Problem with multilines long help

[Morikko]

You say in the doc here that with the long argument we can use \n to go to the next line.

However, when I did this the help print the "\n" rather than going to the next line.

After trying in my terminal I saw for printf "%s\n" "\nsalut" that the \n in the first string is used as new line and the one in the second string is printed as "\n"

[matejak]

You are right, the behavior does not match. The solution to the problem is not so straightforward as using echo -e is not portable and the (documented) behavior when passing the string as the first arg to printf is also not good as it makes weird things if your help string contains the percent % sign. I will figure something out though.

[Morikko]

I found something that looks good from that stack question.

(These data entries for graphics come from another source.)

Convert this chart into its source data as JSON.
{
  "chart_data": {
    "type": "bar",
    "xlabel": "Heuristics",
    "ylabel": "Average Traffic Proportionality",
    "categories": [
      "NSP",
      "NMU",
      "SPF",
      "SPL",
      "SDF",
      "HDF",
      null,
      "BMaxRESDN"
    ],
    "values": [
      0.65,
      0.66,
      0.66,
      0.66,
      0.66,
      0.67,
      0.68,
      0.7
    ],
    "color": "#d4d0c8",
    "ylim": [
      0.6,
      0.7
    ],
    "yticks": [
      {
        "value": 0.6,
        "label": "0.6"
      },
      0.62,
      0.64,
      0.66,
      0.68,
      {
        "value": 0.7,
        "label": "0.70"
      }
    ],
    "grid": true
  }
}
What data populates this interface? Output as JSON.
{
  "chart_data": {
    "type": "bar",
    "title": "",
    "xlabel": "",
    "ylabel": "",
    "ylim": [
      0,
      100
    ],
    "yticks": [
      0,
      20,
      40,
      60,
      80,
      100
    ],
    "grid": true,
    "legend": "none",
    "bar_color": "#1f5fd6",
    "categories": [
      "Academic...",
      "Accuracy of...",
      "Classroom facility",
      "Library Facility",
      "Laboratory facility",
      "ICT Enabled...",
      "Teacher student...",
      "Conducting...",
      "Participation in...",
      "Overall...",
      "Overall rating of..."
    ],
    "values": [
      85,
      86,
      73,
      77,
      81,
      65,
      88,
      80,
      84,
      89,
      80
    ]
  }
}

A solution might be to replace: printf "\n%s\n" "My long help description\nAnd so on..." with printf "\n%s\n" $'My long help description\nAnd so on...'

[matejak]

This looks damn good. The tricky part is the need of having $'foo\nbar', but $"foo\nbar" doesn't work, which is bad in case one needs to format stuff s.a. "option blah (default: 'blabla')" (or even default: '$my_default', which allows for having the default as a value of a Bash variable). However, I see the potential here, it is enough to quote the long help description.

[Morikko]

Yes I see.. Probably for those cases you will need to manage a different code at the generation time. Only text --> Quote style --> $'my\ntext' Variable (start with $) --> Double quote style --> "$variable" Text with <'> --> Escape the <'> --> $'my\'text'\'

And you can combine strategy: essai=ligne2; printf "%s\n" $'ligne1\nligne1.5\n'"$essai"$'\nligne\'3\''

More complicated to implement for sure but will manage (almost) all cases!

[matejak]

I see, there would be an issue with words s.a. don't, where backticks need to be escaped. In this case, I find it easier to substitute \n to literal newlines, that should work.